L’ajout de Marcognano à ce prestigieux Atlas (édition de mai 2026) a constitué la première étape d’un vaste projet de mise en valeur initié par Nausicaa Carrara, une société multiservices de la commune de Carrare qui gère, entre autres, les services funéraires du territoire. L’objectif est de mieux faire connaître et de favoriser la fréquentation de ce complexe monumental, en reconnaissant sa valeur historique, artistique et identitaire.

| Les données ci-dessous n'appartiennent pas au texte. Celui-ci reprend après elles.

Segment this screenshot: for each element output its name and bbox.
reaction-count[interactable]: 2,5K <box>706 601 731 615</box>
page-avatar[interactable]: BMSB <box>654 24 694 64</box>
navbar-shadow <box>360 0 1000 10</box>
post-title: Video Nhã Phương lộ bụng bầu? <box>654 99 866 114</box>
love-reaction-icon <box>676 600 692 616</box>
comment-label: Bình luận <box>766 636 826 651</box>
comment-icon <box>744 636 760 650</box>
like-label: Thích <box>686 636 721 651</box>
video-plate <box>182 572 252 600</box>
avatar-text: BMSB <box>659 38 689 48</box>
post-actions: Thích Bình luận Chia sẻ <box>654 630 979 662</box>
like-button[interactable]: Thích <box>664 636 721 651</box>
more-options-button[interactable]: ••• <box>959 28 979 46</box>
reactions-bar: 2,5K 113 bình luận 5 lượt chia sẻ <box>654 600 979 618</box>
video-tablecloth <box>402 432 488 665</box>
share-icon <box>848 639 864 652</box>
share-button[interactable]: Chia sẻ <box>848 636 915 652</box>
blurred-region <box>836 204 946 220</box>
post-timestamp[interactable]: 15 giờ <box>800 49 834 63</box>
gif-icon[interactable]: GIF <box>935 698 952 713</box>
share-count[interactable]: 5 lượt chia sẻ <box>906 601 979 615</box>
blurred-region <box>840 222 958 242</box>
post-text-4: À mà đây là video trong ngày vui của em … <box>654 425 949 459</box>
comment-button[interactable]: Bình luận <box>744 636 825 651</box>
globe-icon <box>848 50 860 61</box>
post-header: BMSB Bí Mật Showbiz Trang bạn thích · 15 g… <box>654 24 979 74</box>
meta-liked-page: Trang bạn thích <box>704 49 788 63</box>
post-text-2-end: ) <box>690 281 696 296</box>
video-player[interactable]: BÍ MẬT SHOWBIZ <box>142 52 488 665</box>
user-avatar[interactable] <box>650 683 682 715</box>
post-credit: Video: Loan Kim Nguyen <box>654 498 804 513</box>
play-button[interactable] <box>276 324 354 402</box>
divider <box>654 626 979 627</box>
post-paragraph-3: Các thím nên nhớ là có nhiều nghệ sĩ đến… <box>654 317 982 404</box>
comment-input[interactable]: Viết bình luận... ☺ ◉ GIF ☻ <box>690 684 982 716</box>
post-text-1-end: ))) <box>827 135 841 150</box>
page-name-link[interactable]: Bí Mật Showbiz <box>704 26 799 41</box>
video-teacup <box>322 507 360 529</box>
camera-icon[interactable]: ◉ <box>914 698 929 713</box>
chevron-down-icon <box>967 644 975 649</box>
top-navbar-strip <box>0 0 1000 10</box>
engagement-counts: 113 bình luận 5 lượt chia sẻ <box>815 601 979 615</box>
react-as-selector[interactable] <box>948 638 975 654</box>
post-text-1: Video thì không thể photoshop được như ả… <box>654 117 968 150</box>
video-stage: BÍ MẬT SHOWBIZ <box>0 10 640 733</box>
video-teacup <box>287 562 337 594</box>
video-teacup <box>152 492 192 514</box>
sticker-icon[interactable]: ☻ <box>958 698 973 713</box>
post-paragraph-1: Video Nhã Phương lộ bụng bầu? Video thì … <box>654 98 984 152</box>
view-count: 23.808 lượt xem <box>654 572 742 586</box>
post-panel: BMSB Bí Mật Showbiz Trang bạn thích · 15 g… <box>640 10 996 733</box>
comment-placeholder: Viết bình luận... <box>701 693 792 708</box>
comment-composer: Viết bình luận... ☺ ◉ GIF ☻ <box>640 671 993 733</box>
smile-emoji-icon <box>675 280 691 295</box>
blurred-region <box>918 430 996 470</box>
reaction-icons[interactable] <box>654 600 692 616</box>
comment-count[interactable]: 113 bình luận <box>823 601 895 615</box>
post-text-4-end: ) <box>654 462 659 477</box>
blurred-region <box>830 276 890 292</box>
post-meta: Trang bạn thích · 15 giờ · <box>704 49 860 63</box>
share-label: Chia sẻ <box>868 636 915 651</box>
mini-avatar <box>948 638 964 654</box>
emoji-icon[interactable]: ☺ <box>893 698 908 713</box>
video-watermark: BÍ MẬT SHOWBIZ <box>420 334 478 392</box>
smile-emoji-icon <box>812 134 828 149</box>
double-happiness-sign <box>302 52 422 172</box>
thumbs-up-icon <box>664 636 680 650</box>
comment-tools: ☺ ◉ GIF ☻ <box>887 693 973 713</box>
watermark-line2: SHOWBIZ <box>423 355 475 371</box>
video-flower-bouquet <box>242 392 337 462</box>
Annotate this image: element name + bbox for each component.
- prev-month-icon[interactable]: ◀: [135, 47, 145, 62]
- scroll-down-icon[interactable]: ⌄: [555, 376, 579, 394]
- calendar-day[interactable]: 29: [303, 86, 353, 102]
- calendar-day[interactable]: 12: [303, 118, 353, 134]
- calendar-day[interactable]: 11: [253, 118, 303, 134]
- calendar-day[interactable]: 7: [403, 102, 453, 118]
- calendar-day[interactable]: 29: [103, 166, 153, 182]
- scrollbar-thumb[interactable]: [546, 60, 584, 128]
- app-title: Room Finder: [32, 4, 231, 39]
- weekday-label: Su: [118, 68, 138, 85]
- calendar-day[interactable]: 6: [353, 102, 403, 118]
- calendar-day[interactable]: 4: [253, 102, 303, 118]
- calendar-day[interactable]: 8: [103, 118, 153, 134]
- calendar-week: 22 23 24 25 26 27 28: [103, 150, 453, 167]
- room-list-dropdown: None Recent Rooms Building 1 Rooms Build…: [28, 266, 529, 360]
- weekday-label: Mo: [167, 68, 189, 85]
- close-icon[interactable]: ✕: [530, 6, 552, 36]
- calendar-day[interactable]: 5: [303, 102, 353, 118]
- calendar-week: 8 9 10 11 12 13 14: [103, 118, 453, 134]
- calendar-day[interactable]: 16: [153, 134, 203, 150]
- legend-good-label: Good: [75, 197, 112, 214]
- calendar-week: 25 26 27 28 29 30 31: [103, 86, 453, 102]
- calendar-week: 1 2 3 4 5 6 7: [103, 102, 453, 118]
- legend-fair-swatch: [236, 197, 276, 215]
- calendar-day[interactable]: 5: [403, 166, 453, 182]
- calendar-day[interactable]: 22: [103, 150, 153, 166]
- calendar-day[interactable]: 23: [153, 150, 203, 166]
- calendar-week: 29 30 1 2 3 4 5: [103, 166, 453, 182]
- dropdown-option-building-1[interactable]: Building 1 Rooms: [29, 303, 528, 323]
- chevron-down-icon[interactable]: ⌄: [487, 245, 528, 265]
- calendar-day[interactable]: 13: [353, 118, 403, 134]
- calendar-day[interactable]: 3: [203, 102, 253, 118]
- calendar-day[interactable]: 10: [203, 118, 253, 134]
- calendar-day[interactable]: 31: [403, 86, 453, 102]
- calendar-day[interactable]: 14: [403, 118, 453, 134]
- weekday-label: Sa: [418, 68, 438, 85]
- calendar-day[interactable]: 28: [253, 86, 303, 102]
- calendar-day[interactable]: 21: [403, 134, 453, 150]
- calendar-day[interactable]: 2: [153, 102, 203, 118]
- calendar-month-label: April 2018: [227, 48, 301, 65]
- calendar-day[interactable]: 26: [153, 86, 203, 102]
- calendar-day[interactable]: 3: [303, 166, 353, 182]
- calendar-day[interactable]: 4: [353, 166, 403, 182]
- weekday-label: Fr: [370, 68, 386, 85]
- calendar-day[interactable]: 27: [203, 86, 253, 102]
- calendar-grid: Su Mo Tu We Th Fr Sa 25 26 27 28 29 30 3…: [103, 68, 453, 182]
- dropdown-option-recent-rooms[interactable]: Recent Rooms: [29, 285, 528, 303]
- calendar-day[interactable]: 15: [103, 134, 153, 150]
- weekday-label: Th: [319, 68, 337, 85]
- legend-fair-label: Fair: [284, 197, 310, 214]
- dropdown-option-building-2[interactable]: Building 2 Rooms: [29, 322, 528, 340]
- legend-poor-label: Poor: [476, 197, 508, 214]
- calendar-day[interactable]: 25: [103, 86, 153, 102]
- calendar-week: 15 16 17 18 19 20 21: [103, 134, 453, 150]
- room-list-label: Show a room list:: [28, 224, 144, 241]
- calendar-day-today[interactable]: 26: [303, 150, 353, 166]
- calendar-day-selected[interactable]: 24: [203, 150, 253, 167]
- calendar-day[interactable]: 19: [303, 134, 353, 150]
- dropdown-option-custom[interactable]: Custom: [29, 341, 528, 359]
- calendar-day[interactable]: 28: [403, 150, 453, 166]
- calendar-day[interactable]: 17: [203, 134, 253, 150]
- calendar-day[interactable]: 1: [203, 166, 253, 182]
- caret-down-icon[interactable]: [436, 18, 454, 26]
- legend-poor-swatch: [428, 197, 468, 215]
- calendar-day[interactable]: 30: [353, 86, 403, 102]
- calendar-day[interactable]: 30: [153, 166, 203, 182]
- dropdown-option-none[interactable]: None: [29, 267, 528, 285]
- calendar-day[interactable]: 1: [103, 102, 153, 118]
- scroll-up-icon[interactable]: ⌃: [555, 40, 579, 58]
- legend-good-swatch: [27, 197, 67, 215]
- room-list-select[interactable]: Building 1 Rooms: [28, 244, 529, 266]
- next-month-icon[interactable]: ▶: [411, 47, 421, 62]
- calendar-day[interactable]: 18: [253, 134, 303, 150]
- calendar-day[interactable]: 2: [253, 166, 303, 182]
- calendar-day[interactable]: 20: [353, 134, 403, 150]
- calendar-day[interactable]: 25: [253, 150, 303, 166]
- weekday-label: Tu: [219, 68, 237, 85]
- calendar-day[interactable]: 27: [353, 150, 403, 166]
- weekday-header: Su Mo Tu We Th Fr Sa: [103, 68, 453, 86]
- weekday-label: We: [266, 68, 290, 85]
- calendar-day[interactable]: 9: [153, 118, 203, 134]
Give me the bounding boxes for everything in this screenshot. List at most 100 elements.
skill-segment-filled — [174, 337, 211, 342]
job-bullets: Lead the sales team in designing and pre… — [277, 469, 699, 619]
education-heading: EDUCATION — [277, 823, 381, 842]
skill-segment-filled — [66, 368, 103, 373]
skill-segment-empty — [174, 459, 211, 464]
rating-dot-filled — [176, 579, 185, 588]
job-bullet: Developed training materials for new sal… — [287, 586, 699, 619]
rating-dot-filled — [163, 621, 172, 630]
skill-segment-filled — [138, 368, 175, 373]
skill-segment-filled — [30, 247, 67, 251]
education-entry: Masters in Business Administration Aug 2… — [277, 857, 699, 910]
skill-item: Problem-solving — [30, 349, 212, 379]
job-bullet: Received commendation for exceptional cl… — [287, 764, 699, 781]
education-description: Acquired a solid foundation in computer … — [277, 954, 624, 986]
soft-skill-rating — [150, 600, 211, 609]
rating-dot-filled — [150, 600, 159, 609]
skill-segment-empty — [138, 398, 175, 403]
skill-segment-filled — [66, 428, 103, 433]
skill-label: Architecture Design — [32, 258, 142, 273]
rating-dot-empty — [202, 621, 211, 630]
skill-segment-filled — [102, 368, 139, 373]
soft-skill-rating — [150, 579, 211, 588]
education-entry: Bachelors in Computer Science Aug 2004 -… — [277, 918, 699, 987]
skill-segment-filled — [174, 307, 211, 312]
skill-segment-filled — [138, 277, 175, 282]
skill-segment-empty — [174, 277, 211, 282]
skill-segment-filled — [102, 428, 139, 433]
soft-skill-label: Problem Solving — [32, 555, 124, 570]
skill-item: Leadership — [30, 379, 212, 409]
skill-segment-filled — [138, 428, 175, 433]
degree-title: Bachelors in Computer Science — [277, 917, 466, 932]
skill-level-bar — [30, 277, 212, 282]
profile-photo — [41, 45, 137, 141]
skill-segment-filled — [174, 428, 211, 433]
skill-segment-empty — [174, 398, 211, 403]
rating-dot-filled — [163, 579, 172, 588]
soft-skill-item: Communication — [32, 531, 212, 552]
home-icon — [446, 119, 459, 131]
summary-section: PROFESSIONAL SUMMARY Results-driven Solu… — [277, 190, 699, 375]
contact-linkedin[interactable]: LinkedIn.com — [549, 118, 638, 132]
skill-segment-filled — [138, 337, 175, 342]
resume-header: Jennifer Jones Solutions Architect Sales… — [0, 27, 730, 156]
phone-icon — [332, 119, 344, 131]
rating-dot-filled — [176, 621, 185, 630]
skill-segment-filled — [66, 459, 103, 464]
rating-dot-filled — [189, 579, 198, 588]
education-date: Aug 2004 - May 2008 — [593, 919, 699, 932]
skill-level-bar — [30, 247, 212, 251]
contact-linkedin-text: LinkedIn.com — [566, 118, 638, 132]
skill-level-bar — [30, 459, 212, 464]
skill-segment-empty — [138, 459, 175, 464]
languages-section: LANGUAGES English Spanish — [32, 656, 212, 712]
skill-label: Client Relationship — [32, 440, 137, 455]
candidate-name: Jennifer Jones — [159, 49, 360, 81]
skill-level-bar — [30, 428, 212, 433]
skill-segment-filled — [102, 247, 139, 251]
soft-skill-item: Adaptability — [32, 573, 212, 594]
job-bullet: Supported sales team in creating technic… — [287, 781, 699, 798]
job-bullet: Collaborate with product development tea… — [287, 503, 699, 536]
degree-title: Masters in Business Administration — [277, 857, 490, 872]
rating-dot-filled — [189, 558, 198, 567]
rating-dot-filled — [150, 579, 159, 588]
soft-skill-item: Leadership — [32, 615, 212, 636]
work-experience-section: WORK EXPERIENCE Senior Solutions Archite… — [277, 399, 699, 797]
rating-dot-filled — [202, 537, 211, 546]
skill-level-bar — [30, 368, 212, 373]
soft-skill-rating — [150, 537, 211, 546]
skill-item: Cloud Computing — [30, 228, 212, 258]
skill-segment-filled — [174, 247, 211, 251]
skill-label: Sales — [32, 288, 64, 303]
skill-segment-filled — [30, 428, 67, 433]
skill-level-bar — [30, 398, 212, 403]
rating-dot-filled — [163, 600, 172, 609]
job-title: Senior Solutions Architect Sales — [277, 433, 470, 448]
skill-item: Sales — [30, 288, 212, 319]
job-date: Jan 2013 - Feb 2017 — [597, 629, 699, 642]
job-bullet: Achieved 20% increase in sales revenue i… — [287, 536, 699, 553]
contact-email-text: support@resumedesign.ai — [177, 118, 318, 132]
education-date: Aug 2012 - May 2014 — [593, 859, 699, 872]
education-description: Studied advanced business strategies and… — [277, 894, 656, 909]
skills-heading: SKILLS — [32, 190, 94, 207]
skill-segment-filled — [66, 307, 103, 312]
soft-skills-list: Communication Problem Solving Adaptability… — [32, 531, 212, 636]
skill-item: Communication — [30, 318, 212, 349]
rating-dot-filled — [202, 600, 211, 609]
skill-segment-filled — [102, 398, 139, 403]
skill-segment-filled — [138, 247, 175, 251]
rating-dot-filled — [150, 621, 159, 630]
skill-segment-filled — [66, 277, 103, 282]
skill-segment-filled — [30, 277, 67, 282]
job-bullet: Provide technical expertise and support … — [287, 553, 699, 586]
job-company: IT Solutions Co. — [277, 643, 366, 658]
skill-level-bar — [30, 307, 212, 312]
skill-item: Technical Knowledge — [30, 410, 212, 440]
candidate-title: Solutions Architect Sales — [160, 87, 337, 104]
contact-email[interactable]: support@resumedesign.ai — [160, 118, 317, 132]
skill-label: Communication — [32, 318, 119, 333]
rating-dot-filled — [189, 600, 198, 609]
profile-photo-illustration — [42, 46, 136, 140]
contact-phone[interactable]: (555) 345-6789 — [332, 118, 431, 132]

Le portail www.cimiterodimarcognano.it (septembre 2026) marque une nouvelle étape de ce parcours et se présente comme un outil accessible à plusieurs niveaux : une carte interactive guide le visiteur à travers plus de 80 points d’intérêt, tandis que des rubriques historiques, accompagnées de documents d’archives inédits et d’une bibliographie complète, permettent d’approfondir l’histoire du complexe. Six axes de lecture complètent le tableau, des 14 monuments mis en avant, accompagnés de fiches historico-artistiques détaillées, aux 5 parcours thématiques permettant de s’orienter à Marcognano. « Carrare et les sculpteurs » rend hommage aux artistes du ciseau qui ont marqué l’histoire de la sculpture carraïole ; Les métiers du marbre raconte un lien important, celui de ceux qui ont travaillé le marbre de leurs propres mains : carriers, tailleurs de pierre, polisseurs, etc. « Idéaux, politique et appartenances » suit les traces des convictions politiques et civiques confiées aux monuments funéraires, tandis que « Mémoire civile et tragédies collectives » retrace les événements et les deuils qui ont marqué la mémoire civile de la communauté locale. Enfin, « Les visages de la ville » nous plonge dans des atmosphères plus intimes et des histoires du quotidien, celles de gens ordinaires, plus ou moins connus, d’artisans et de professionnels, mais aussi de ceux qui ont fait de la culture ou de l’engagement social la clé de voûte de leur existence. Une invitation à lire Marcognano comme un immense livre de marbre, qui raconte les histoires des personnages qui ont le plus marqué la Carrare du XXe siècle.